2. Apakah penerapan konsep pengurangan komponen aditif dari sumber dalam kegiatan pengeboran minyak bumi di lepas pantai dapat menimbulkan dampak kemungkinan terjadinya semburan liar dan memberikan dampak manfaat bagi industri perminyakan tersebut yaitu berkurangnya beban limbah yang dihasilkan?
3. Apakah penerapan konsep minimisasi limbah dalam kegiatan pengeboran minyak bumi di lepas pantai tersebut di atas dapat meningkatkan efisiensi biaya produksi bagi industri perminyakan?
4. Apakah kegiatan pengeboran minyak lepas pantai di daerah operasi minyak lapangan Maxus mempunyai pengaruh dampak negatif terhadap kualitas air laut dan dampak positif langsung terhadap persepsi masyarakat sekitarnya?
Tujuan penelitian ini adalah:
1. Untuk mengetahui pengaruh pengurangan penggunaan bahan kimia (aditif) pada lumpur pengeboran terhadap kualitas limbah yang dihasilkan dan kemungkinan terjadinya semburan liar.
2. Untuk mengetahui pengaruh penerapan perubahan media air menjadi media minyak dalam pembuatan lumpur terhadap beban limbah yang dihasilkan setelah operasi Pengeboran.
3. Untuk mengetahui pengaruh penerapan konsep minimisasi limbah dalam kegiatan pengeboran minyak bumi di lepas pantai terhadap tingkat efisiensi biaya produksi pada industri perminyakan.
4. Untuk mengetahui pengaruh kegiatan operasi pengeboran minyak lepas pantai di daerah operasi minyak lapangan Maxus terhadap kualitas air laut dan terhadap persepsi masyarakat sekitarnya.
Hipotesis dalam penelitian ini adalah:
1. Pengurangan penggunaan bahan kimia (aditif) pada lumpur Pengeboran akan mengurangi bahaya limbah yang dihasilkan serta mengurangi resiko terjadinya semburan liar.
2. Penerapan perubahan media air menjadi media minyak dalam pembuatan lumpur akan menurunkan beban limbah yang dihasilkan setelah operasi Pengeboran.
3. Penerapan konsep minimisasi limbah dalam kegiatan pengeboran minyak bumi di lepas pantai akan meningkatkan efisiensi biaya produksi pada industri perminyakan.
4. Kegiatan operasi pengeboran minyak lepas pantai di daerah operasi minyak lapangan Maxus menimbulkan dampak menurunnya kualitas air laut dan persepsi negatif masyarakat sekitarnya.
Jenis penelitian ini merupakan penelitian kuantitatif dengan metode survei dan ekspos fakto. Penelition ini dilakukan di daerah operasi wilayah Maxus di Laut Jawa dan berlangsung selama kurang lebih 6 bulan, yaitu sejak Desember 2001 - Juni 2002.

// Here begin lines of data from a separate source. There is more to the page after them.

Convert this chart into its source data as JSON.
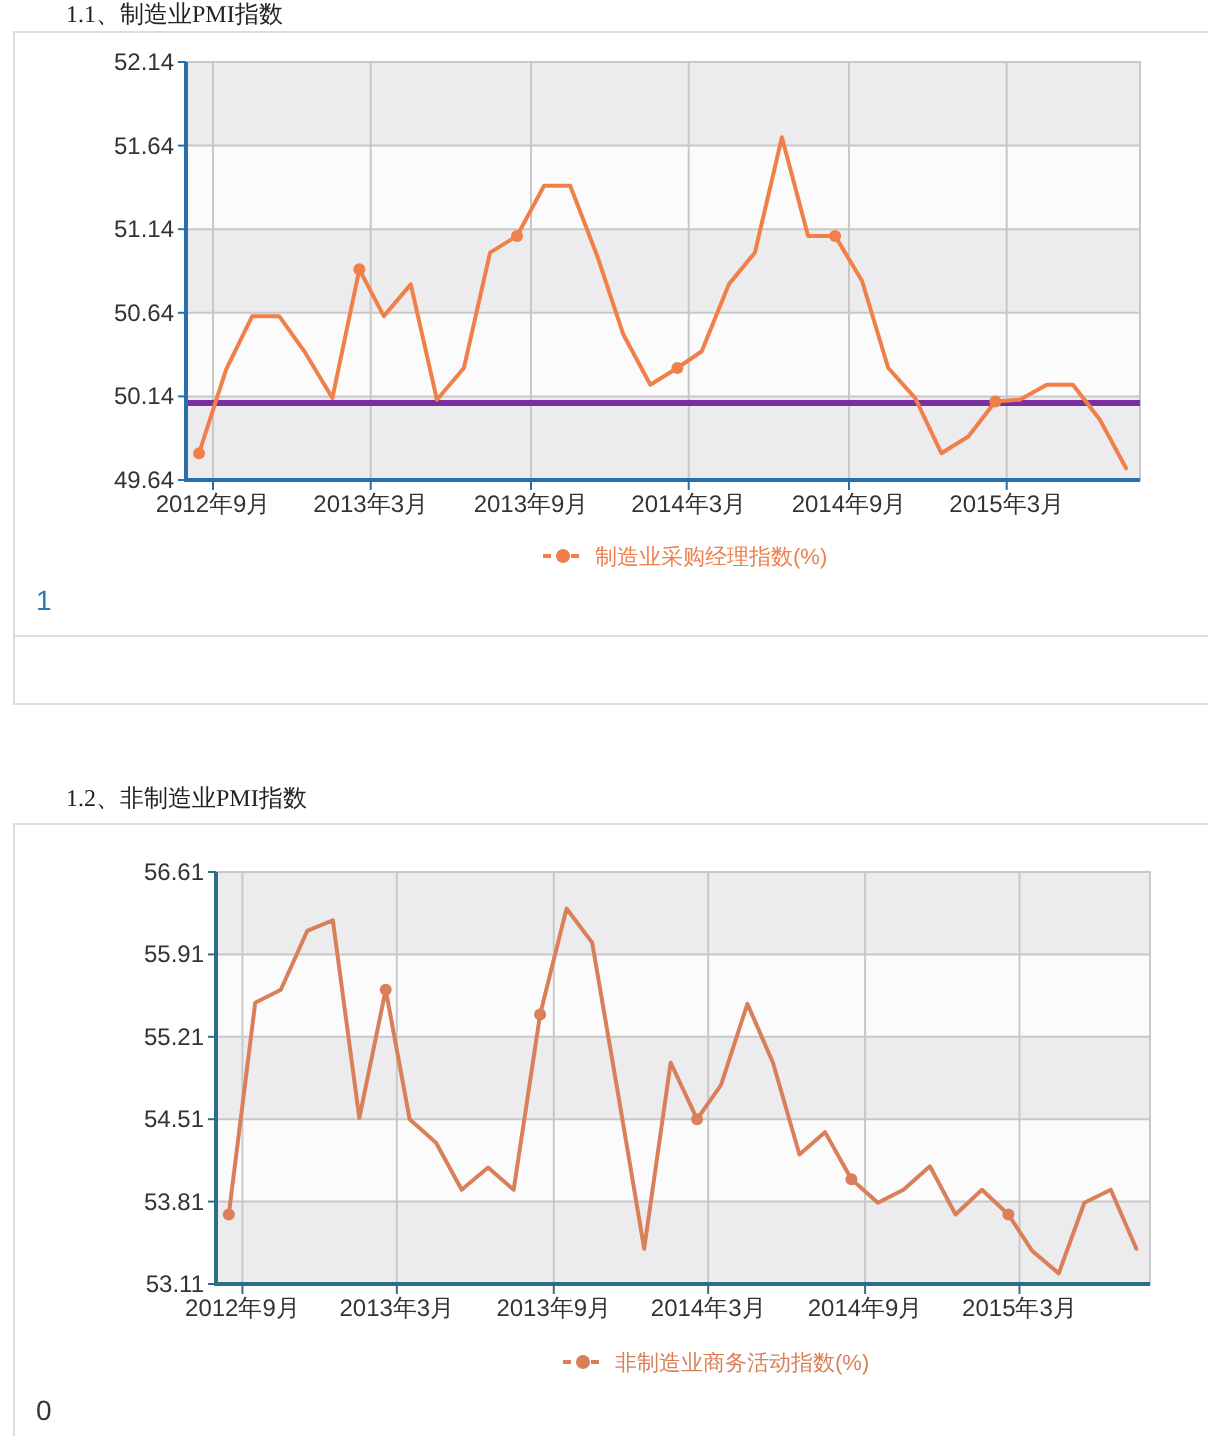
{
  "chart_data": [
    {
      "type": "line",
      "title": "1.1、制造业PMI指数",
      "x": [
        "2012-08-16",
        "2012-09-16",
        "2012-10-16",
        "2012-11-16",
        "2012-12-16",
        "2013-01-16",
        "2013-02-16",
        "2013-03-16",
        "2013-04-16",
        "2013-05-16",
        "2013-06-16",
        "2013-07-16",
        "2013-08-16",
        "2013-09-16",
        "2013-10-16",
        "2013-11-16",
        "2013-12-16",
        "2014-01-16",
        "2014-02-16",
        "2014-03-16",
        "2014-04-16",
        "2014-05-16",
        "2014-06-16",
        "2014-07-16",
        "2014-08-16",
        "2014-09-16",
        "2014-10-16",
        "2014-11-16",
        "2014-12-16",
        "2015-01-16",
        "2015-02-16",
        "2015-03-16",
        "2015-04-16",
        "2015-05-16",
        "2015-06-16",
        "2015-07-16"
      ],
      "series": [
        {
          "name": "制造业采购经理指数(%)",
          "color": "#f07f4a",
          "values": [
            49.8,
            50.3,
            50.62,
            50.62,
            50.4,
            50.13,
            50.9,
            50.62,
            50.81,
            50.12,
            50.31,
            51.0,
            51.1,
            51.4,
            51.4,
            50.98,
            50.51,
            50.21,
            50.31,
            50.41,
            50.81,
            51.0,
            51.69,
            51.1,
            51.1,
            50.83,
            50.31,
            50.13,
            49.8,
            49.9,
            50.11,
            50.12,
            50.21,
            50.21,
            50.0,
            49.71
          ]
        }
      ],
      "xlim": [
        "2012-08-01",
        "2015-08-01"
      ],
      "xticks": [
        {
          "value": "2012-09-01",
          "label": "2012年9月"
        },
        {
          "value": "2013-03-01",
          "label": "2013年3月"
        },
        {
          "value": "2013-09-01",
          "label": "2013年9月"
        },
        {
          "value": "2014-03-01",
          "label": "2014年3月"
        },
        {
          "value": "2014-09-01",
          "label": "2014年9月"
        },
        {
          "value": "2015-03-01",
          "label": "2015年3月"
        }
      ],
      "ylim": [
        49.64,
        52.14
      ],
      "yticks": [
        49.64,
        50.14,
        50.64,
        51.14,
        51.64,
        52.14
      ],
      "ref_lines": [
        {
          "axis": "y",
          "value": 50.1,
          "color": "#7b2f9e"
        }
      ],
      "grid": true,
      "legend": "bottom",
      "line_style": "solid",
      "annotations": [
        "1"
      ]
    },
    {
      "type": "line",
      "title": "1.2、非制造业PMI指数",
      "x": [
        "2012-08-16",
        "2012-09-16",
        "2012-10-16",
        "2012-11-16",
        "2012-12-16",
        "2013-01-16",
        "2013-02-16",
        "2013-03-16",
        "2013-04-16",
        "2013-05-16",
        "2013-06-16",
        "2013-07-16",
        "2013-08-16",
        "2013-09-16",
        "2013-10-16",
        "2013-11-16",
        "2013-12-16",
        "2014-01-16",
        "2014-02-16",
        "2014-03-16",
        "2014-04-16",
        "2014-05-16",
        "2014-06-16",
        "2014-07-16",
        "2014-08-16",
        "2014-09-16",
        "2014-10-16",
        "2014-11-16",
        "2014-12-16",
        "2015-01-16",
        "2015-02-16",
        "2015-03-16",
        "2015-04-16",
        "2015-05-16",
        "2015-06-16",
        "2015-07-16"
      ],
      "series": [
        {
          "name": "非制造业商务活动指数(%)",
          "color": "#d9805a",
          "values": [
            53.7,
            55.5,
            55.61,
            56.11,
            56.2,
            54.52,
            55.61,
            54.51,
            54.31,
            53.91,
            54.1,
            53.91,
            55.4,
            56.3,
            56.01,
            54.7,
            53.41,
            54.99,
            54.51,
            54.8,
            55.49,
            54.99,
            54.21,
            54.4,
            54.0,
            53.8,
            53.91,
            54.11,
            53.7,
            53.91,
            53.7,
            53.39,
            53.2,
            53.8,
            53.91,
            53.41
          ]
        }
      ],
      "xlim": [
        "2012-08-01",
        "2015-08-01"
      ],
      "xticks": [
        {
          "value": "2012-09-01",
          "label": "2012年9月"
        },
        {
          "value": "2013-03-01",
          "label": "2013年3月"
        },
        {
          "value": "2013-09-01",
          "label": "2013年9月"
        },
        {
          "value": "2014-03-01",
          "label": "2014年3月"
        },
        {
          "value": "2014-09-01",
          "label": "2014年9月"
        },
        {
          "value": "2015-03-01",
          "label": "2015年3月"
        }
      ],
      "ylim": [
        53.11,
        56.61
      ],
      "yticks": [
        53.11,
        53.81,
        54.51,
        55.21,
        55.91,
        56.61
      ],
      "grid": true,
      "legend": "bottom",
      "line_style": "solid",
      "annotations": [
        "0"
      ]
    }
  ]
}
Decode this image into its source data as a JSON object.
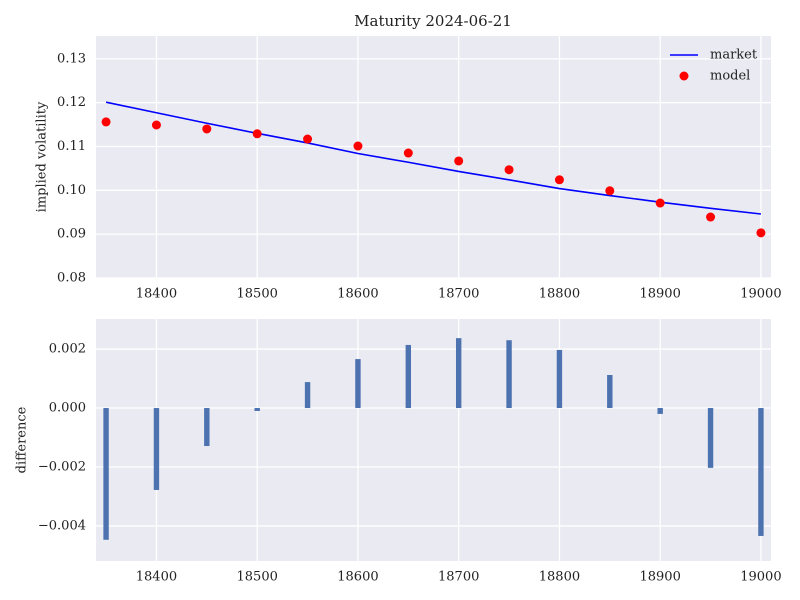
{
  "chart_data": [
    {
      "type": "line",
      "title": "Maturity 2024-06-21",
      "ylabel": "implied volatility",
      "x": [
        18350,
        18400,
        18450,
        18500,
        18550,
        18600,
        18650,
        18700,
        18750,
        18800,
        18850,
        18900,
        18950,
        19000
      ],
      "series": [
        {
          "name": "market",
          "type": "line",
          "color": "#0000ff",
          "values": [
            0.1201,
            0.1177,
            0.1153,
            0.113,
            0.1108,
            0.1084,
            0.1064,
            0.1043,
            0.1024,
            0.1004,
            0.0988,
            0.0973,
            0.0959,
            0.0946
          ]
        },
        {
          "name": "model",
          "type": "scatter",
          "color": "#ff0000",
          "values": [
            0.1156,
            0.1149,
            0.114,
            0.1129,
            0.1117,
            0.1101,
            0.1085,
            0.1067,
            0.1047,
            0.1024,
            0.0999,
            0.0971,
            0.0939,
            0.0903
          ]
        }
      ],
      "xlim": [
        18340,
        19010
      ],
      "ylim": [
        0.08,
        0.1352
      ],
      "xticks": [
        18400,
        18500,
        18600,
        18700,
        18800,
        18900,
        19000
      ],
      "yticks": [
        0.08,
        0.09,
        {
          "value": 0.1,
          "label": "0.10"
        },
        0.11,
        0.12,
        0.13
      ],
      "grid": true,
      "legend": "upper right"
    },
    {
      "type": "bar",
      "ylabel": "difference",
      "color": "#4c72b0",
      "x": [
        18350,
        18400,
        18450,
        18500,
        18550,
        18600,
        18650,
        18700,
        18750,
        18800,
        18850,
        18900,
        18950,
        19000
      ],
      "values": [
        -0.00447,
        -0.00278,
        -0.00129,
        -0.0001,
        0.00088,
        0.00166,
        0.00214,
        0.00237,
        0.0023,
        0.00197,
        0.00112,
        -0.0002,
        -0.00203,
        -0.00434
      ],
      "xlim": [
        18340,
        19010
      ],
      "ylim": [
        -0.00519,
        0.00302
      ],
      "xticks": [
        18400,
        18500,
        18600,
        18700,
        18800,
        18900,
        19000
      ],
      "yticks": [
        {
          "value": -0.004,
          "label": "−0.004"
        },
        {
          "value": -0.002,
          "label": "−0.002"
        },
        {
          "value": 0,
          "label": "0.000"
        },
        {
          "value": 0.002,
          "label": "0.002"
        }
      ],
      "grid": true
    }
  ]
}
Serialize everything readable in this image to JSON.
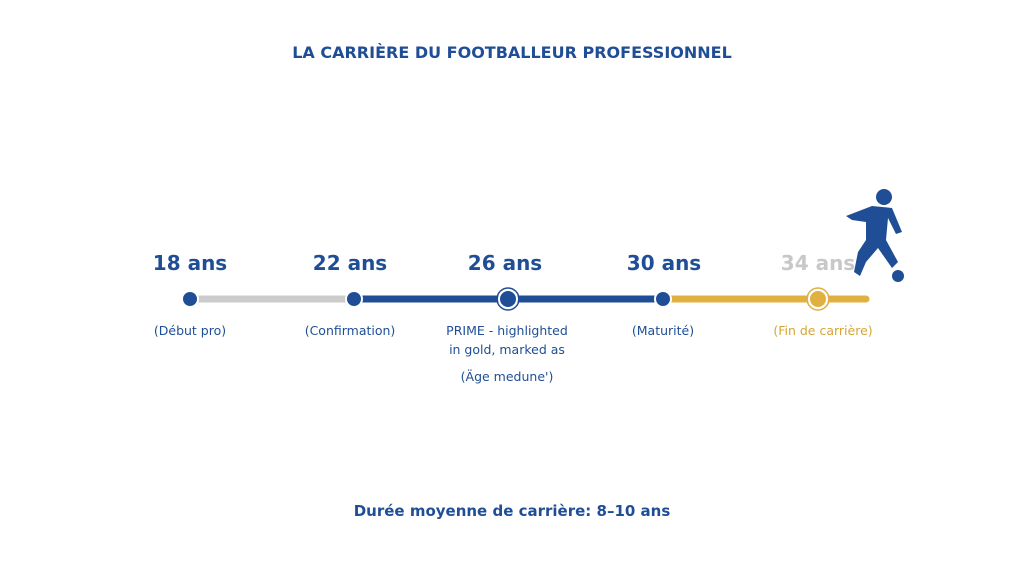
{
  "title": "LA CARRIÈRE DU FOOTBALLEUR PROFESSIONNEL",
  "milestones": [
    {
      "age": "18 ans",
      "caption": [
        "(Début pro)"
      ]
    },
    {
      "age": "22 ans",
      "caption": [
        "(Confirmation)"
      ]
    },
    {
      "age": "26 ans",
      "caption": [
        "PRIME - highlighted",
        "in gold, marked as",
        "(Äge medune')"
      ]
    },
    {
      "age": "30 ans",
      "caption": [
        "(Maturité)"
      ]
    },
    {
      "age": "34 ans",
      "caption": [
        "(Fin de carrière)"
      ]
    }
  ],
  "footer": "Durée moyenne de carrière: 8–10 ans"
}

Tahapan penelitian meliputi penentuan jenis penelitian yaitu penelitian kuantitatif dengan metode survei dan ekspos fakto, penentuan lokasi penelitian yaitu di daerah operasi Maxus, penentuan rancangan penelitian yang meliputi variabel penelitian. tahapan penelitian, pengumpulan data, dan analisis data serta, perencanaan upaya minimisasi limbah lumpur dari sumbernya.
Secara umum parameter kualitas badan air masih berada pada kisaran di bawah baku mutu dengan dijumpai beberapa unsur logam berat Ni, Cd dan Pb yang masih di atas ambang baku mutu. Keberadaan ketiga unsur logam berat tersebut meskipun masih di atas baku mutu tetapi belum terlihat pengaruhnya terhadap kehidupan biota laut.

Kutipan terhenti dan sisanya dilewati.